Zum 70-jährigen Jubiläum der Staatsgründung des Staates Israel habe ich einige unserer Gemeindemitglieder befragt, welche Bedeutung der Staat Israel für sie hat. Hier ein paar wenige Antworten:

"Für einen Menschen, wie mich, der nie eine wirkliche Heimat hatte, ist Israel heute diese zweite, weit entfernte Heimat. Wenn es nirgendwo mehr einen Platz für Juden geben wird, wird Israel meine Zufluchtsstätte sein."

"Israel ist der Ort, an dem ich das Gefühl habe, auch zu Hause zu sein. Meine Sehnsucht und mein sicherer Hafen."

Natürlich haben wir Juden nach den bitteren Erfahrungen der Vergangenheit Sehnsucht nach diesem "sicheren Hafen". Niemand wollte uns damals haben, und heute hat man oft, (schon) wieder ein mulmiges Gefühl, wenn man sein Jüdischsein offen leben will. Die allermeisten Juden sind unglaublich stolz auf die Leistungen dieses kleinen Landes. Oft, zu oft, war seine Existenz akut gefährdet.

Heute ist Israel die einzige Demokratie in diesem Teil des Nahen Ostens. Epochale Errungenschaften in den Bereichen Medizin, Informationstechnologie, Landwirtschaft, Forschung und Wasseraufbereitung machen Israel zu einem Zentrum für junge Unternehmensgründer aus aller Welt.

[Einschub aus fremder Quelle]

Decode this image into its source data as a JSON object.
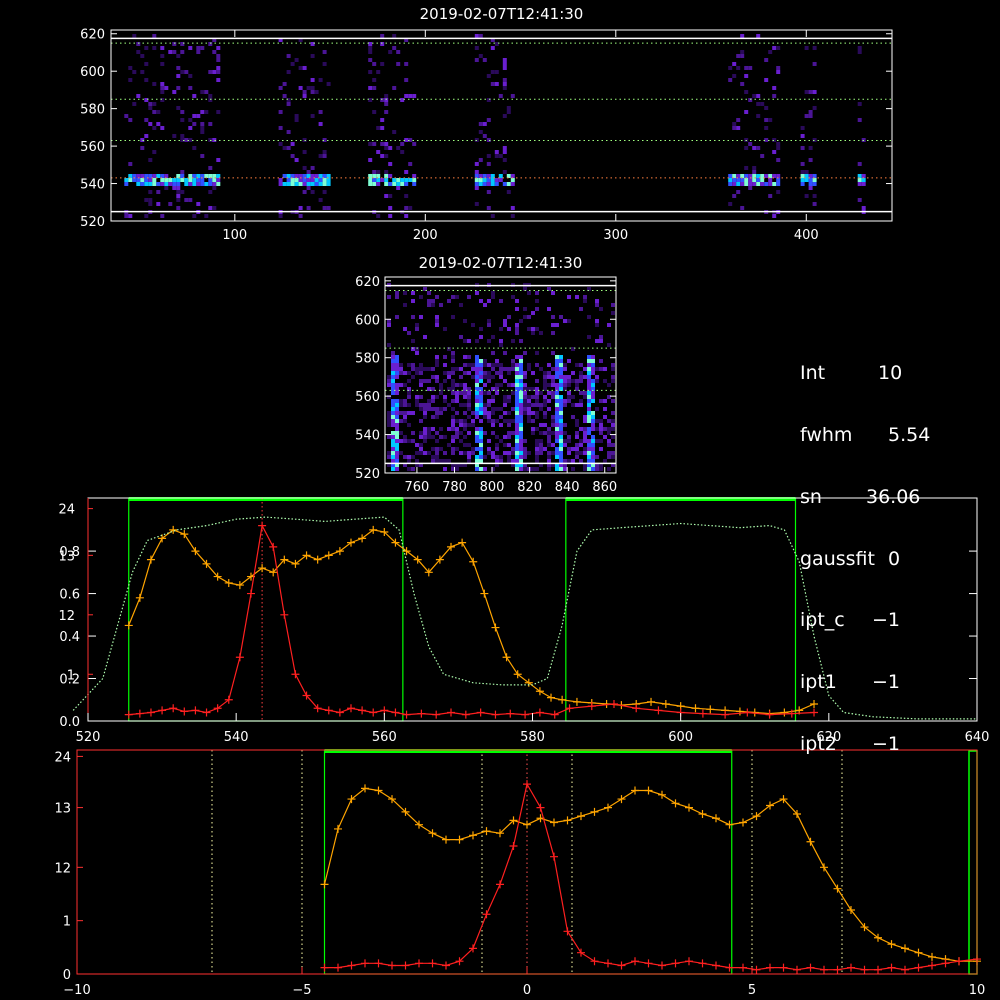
{
  "colors": {
    "background": "#000000",
    "frame": "#ffffff",
    "profile_orange": "#ffa500",
    "gaussian_red": "#ff2020",
    "transmission_green": "#00ff00",
    "dotted_guides": "#ffffaa",
    "red_axis": "#ff3030"
  },
  "info_panel": [
    {
      "key": "Int",
      "value": "10"
    },
    {
      "key": "fwhm",
      "value": "5.54"
    },
    {
      "key": "sn",
      "value": "36.06"
    },
    {
      "key": "gaussfit",
      "value": "0"
    },
    {
      "key": "ipt_c",
      "value": "−1"
    },
    {
      "key": "ipt1",
      "value": "−1"
    },
    {
      "key": "ipt2",
      "value": "−1"
    }
  ],
  "chart_data": [
    {
      "type": "heatmap",
      "title": "2019-02-07T12:41:30",
      "xlim": [
        35,
        445
      ],
      "ylim": [
        520,
        622
      ],
      "x_ticks": [
        100,
        200,
        300,
        400
      ],
      "y_ticks": [
        520,
        540,
        560,
        580,
        600,
        620
      ],
      "dotted_rows": [
        543,
        563,
        585,
        615
      ],
      "bright_row": 543,
      "x_bands": [
        [
          42,
          92
        ],
        [
          123,
          149
        ],
        [
          170,
          195
        ],
        [
          226,
          246
        ],
        [
          359,
          386
        ],
        [
          397,
          405
        ],
        [
          427,
          431
        ]
      ],
      "colormap": "dark purple to cyan/green"
    },
    {
      "type": "heatmap",
      "title": "2019-02-07T12:41:30",
      "xlim": [
        743,
        866
      ],
      "ylim": [
        520,
        622
      ],
      "x_ticks": [
        760,
        780,
        800,
        820,
        840,
        860
      ],
      "y_ticks": [
        520,
        540,
        560,
        580,
        600,
        620
      ],
      "dotted_rows": [
        563,
        585,
        615
      ],
      "bright_columns": [
        748,
        792,
        813,
        835,
        852
      ]
    },
    {
      "type": "line",
      "xlim": [
        520,
        640
      ],
      "x_ticks": [
        520,
        540,
        560,
        580,
        600,
        620,
        640
      ],
      "left_ticks": [
        "0.0",
        "0.2",
        "0.4",
        "0.6",
        "0.8"
      ],
      "left_ylim": [
        0,
        1.05
      ],
      "red_left_ticks": [
        "1",
        "12",
        "13",
        "24"
      ],
      "green_bands": [
        [
          525.5,
          562.5
        ],
        [
          584.5,
          615.5
        ]
      ],
      "vertical_marker": 543.5,
      "series": [
        {
          "color": "orange",
          "x": [
            525.5,
            527,
            528.5,
            530,
            531.5,
            533,
            534.5,
            536,
            537.5,
            539,
            540.5,
            542,
            543.5,
            545,
            546.5,
            548,
            549.5,
            551,
            552.5,
            554,
            555.5,
            557,
            558.5,
            560,
            561.5,
            563,
            564.5,
            566,
            567.5,
            569,
            570.5,
            572,
            573.5,
            575,
            576.5,
            578,
            579.5,
            581,
            582.5,
            584,
            586,
            588,
            590,
            592,
            594,
            596,
            598,
            600,
            602,
            604,
            606,
            608,
            610,
            612,
            614,
            616,
            618
          ],
          "y": [
            0.45,
            0.58,
            0.76,
            0.86,
            0.9,
            0.88,
            0.8,
            0.74,
            0.68,
            0.65,
            0.64,
            0.68,
            0.72,
            0.7,
            0.76,
            0.74,
            0.78,
            0.76,
            0.78,
            0.8,
            0.84,
            0.86,
            0.9,
            0.89,
            0.84,
            0.8,
            0.76,
            0.7,
            0.76,
            0.82,
            0.84,
            0.75,
            0.6,
            0.44,
            0.3,
            0.22,
            0.18,
            0.14,
            0.11,
            0.1,
            0.09,
            0.085,
            0.08,
            0.075,
            0.08,
            0.09,
            0.08,
            0.07,
            0.06,
            0.055,
            0.05,
            0.045,
            0.04,
            0.035,
            0.04,
            0.05,
            0.08
          ]
        },
        {
          "color": "red",
          "x": [
            525.5,
            527,
            528.5,
            530,
            531.5,
            533,
            534.5,
            536,
            537.5,
            539,
            540.5,
            542,
            543.5,
            545,
            546.5,
            548,
            549.5,
            551,
            552.5,
            554,
            555.5,
            557,
            558.5,
            560,
            561.5,
            563,
            565,
            567,
            569,
            571,
            573,
            575,
            577,
            579,
            581,
            583,
            585,
            588,
            591,
            594,
            597,
            600,
            603,
            606,
            609,
            612,
            615,
            618
          ],
          "y": [
            0.03,
            0.035,
            0.04,
            0.05,
            0.06,
            0.045,
            0.05,
            0.04,
            0.06,
            0.1,
            0.3,
            0.6,
            0.92,
            0.82,
            0.5,
            0.22,
            0.12,
            0.06,
            0.05,
            0.04,
            0.06,
            0.05,
            0.04,
            0.05,
            0.04,
            0.03,
            0.035,
            0.03,
            0.04,
            0.03,
            0.04,
            0.03,
            0.035,
            0.03,
            0.04,
            0.03,
            0.06,
            0.07,
            0.08,
            0.06,
            0.05,
            0.04,
            0.035,
            0.03,
            0.04,
            0.03,
            0.035,
            0.04
          ]
        },
        {
          "color": "green-dotted",
          "x": [
            518,
            522,
            524,
            526,
            528,
            532,
            536,
            540,
            544,
            548,
            552,
            556,
            560,
            562,
            564,
            566,
            568,
            572,
            576,
            580,
            582,
            584,
            586,
            588,
            592,
            596,
            600,
            604,
            608,
            612,
            614,
            616,
            618,
            620,
            622,
            626,
            632,
            640
          ],
          "y": [
            0.05,
            0.2,
            0.45,
            0.7,
            0.85,
            0.9,
            0.92,
            0.95,
            0.96,
            0.95,
            0.94,
            0.95,
            0.96,
            0.9,
            0.6,
            0.35,
            0.22,
            0.18,
            0.17,
            0.17,
            0.2,
            0.45,
            0.8,
            0.9,
            0.91,
            0.92,
            0.93,
            0.92,
            0.91,
            0.92,
            0.9,
            0.75,
            0.4,
            0.12,
            0.04,
            0.02,
            0.01,
            0.01
          ]
        }
      ]
    },
    {
      "type": "line",
      "xlim": [
        -10,
        10
      ],
      "x_ticks": [
        -10,
        -5,
        0,
        5,
        10
      ],
      "left_ticks": [
        "0",
        "1",
        "12",
        "13",
        "24"
      ],
      "left_ylim": [
        0,
        1.05
      ],
      "green_band": [
        -4.5,
        4.55
      ],
      "dotted_verticals": [
        -7,
        -5,
        -1,
        0,
        1,
        5,
        7
      ],
      "series": [
        {
          "color": "orange",
          "x": [
            -4.5,
            -4.2,
            -3.9,
            -3.6,
            -3.3,
            -3.0,
            -2.7,
            -2.4,
            -2.1,
            -1.8,
            -1.5,
            -1.2,
            -0.9,
            -0.6,
            -0.3,
            0,
            0.3,
            0.6,
            0.9,
            1.2,
            1.5,
            1.8,
            2.1,
            2.4,
            2.7,
            3.0,
            3.3,
            3.6,
            3.9,
            4.2,
            4.5,
            4.8,
            5.1,
            5.4,
            5.7,
            6.0,
            6.3,
            6.6,
            6.9,
            7.2,
            7.5,
            7.8,
            8.1,
            8.4,
            8.7,
            9.0,
            9.3,
            9.6,
            10
          ],
          "y": [
            0.42,
            0.68,
            0.82,
            0.87,
            0.86,
            0.82,
            0.76,
            0.7,
            0.66,
            0.63,
            0.63,
            0.65,
            0.67,
            0.66,
            0.72,
            0.7,
            0.73,
            0.71,
            0.72,
            0.74,
            0.76,
            0.78,
            0.82,
            0.86,
            0.86,
            0.84,
            0.8,
            0.78,
            0.75,
            0.73,
            0.7,
            0.71,
            0.74,
            0.79,
            0.82,
            0.75,
            0.62,
            0.5,
            0.4,
            0.3,
            0.22,
            0.17,
            0.14,
            0.12,
            0.1,
            0.08,
            0.07,
            0.06,
            0.06
          ]
        },
        {
          "color": "red",
          "x": [
            -4.5,
            -4.2,
            -3.9,
            -3.6,
            -3.3,
            -3.0,
            -2.7,
            -2.4,
            -2.1,
            -1.8,
            -1.5,
            -1.2,
            -0.9,
            -0.6,
            -0.3,
            0,
            0.3,
            0.6,
            0.9,
            1.2,
            1.5,
            1.8,
            2.1,
            2.4,
            2.7,
            3.0,
            3.3,
            3.6,
            3.9,
            4.2,
            4.5,
            4.8,
            5.1,
            5.4,
            5.7,
            6.0,
            6.3,
            6.6,
            6.9,
            7.2,
            7.5,
            7.8,
            8.1,
            8.4,
            8.7,
            9.0,
            9.3,
            9.6,
            10
          ],
          "y": [
            0.03,
            0.03,
            0.04,
            0.05,
            0.05,
            0.04,
            0.04,
            0.05,
            0.05,
            0.04,
            0.06,
            0.12,
            0.28,
            0.42,
            0.6,
            0.89,
            0.78,
            0.55,
            0.2,
            0.1,
            0.06,
            0.05,
            0.04,
            0.06,
            0.05,
            0.04,
            0.05,
            0.06,
            0.05,
            0.04,
            0.03,
            0.03,
            0.02,
            0.03,
            0.03,
            0.02,
            0.03,
            0.02,
            0.02,
            0.03,
            0.02,
            0.02,
            0.03,
            0.02,
            0.03,
            0.04,
            0.05,
            0.06,
            0.07
          ]
        }
      ]
    }
  ]
}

Israel engagiert sich in vielen humanitären Bereichen. Bereiche, die man in Deutschland in den Medien nur am Rande erwähnt: Die unentgeltliche ärztliche Versorgung von syrischen Verletzten während des schrecklichen Bürgerkrieges. Oder die Rehabilitation von schwerkranken Kindern im "Jordan River Village", einer Institution, die auch kranken Kindern aus Gaza offen steht. Arabisch–israelische Koexistenz im Hadasah-Krankenhaus in Jerusalem. Jüdische Ärzte kümmern sich um verletzte Terroristen und arabisch-israelische um verletzte Juden an vorderster Stelle.

Israel als normales Land

Auch die Friedensverträge mit Ägypten und Jordanien und die Annäherung an einige andere Staaten im arabischen Raum machen uns stolz.  Für uns ist Israel auch ein "normales" Land, für das niemand auf der Welt irgendeine Verantwortung übernehmen muss. Die schon fast obsessive Beschäftigung mancher meiner Mitbürgerinnen und Mitbürger wirkt so wie es ist: Signifikant übertrieben. Der Konflikt zwischen Israelis und Palästinensern wird zum zentralen Nahostkonflikt hochstilisiert. Weder denkt die breite Öffentlichkeit an die Bürgerkriege in Syrien und im Jemen, noch an die Auseinandersetzungen zwischen Schiiten, Sunniten, Wahhabiten, Aleviten in der gesamten Region, den Krieg der Kurden im Irak und in der Türkei, die Kämpfe der Peschmerga mit dem IS, das Schicksal, ja den Genozid an der Jesidischen Minderheit, die Ermordung von tausenden Palästinensern durch den Despoten Assad , nein, der "Nahostkonflikt" wird sofort mit den Auseinandersetzungen zwischen Israelis und Palästinensern assoziiert.

Millionen Tote und Millionen Verfolgte und tote Christinnen und Christen. Und von den Friedensbewegten ist nichts zu hören und zu sehen. Wenig oder keine Presseberichterstattung, wenig oder keine Proteste. Zum Israel-Sonntag wünsche ich mir deswegen eine Neukalibrierung in der Diskussionskultur in unserer Gesellschaft, was Israel angeht. Und auch in der evangelischen Kirche mehr Widerspruch gegenüber den "Abromeits" in ihren Reihen. Vielleicht gepaart mit Bescheidenheit in Erinnerung an ihre Rolle während des tausendjährigen Reiches.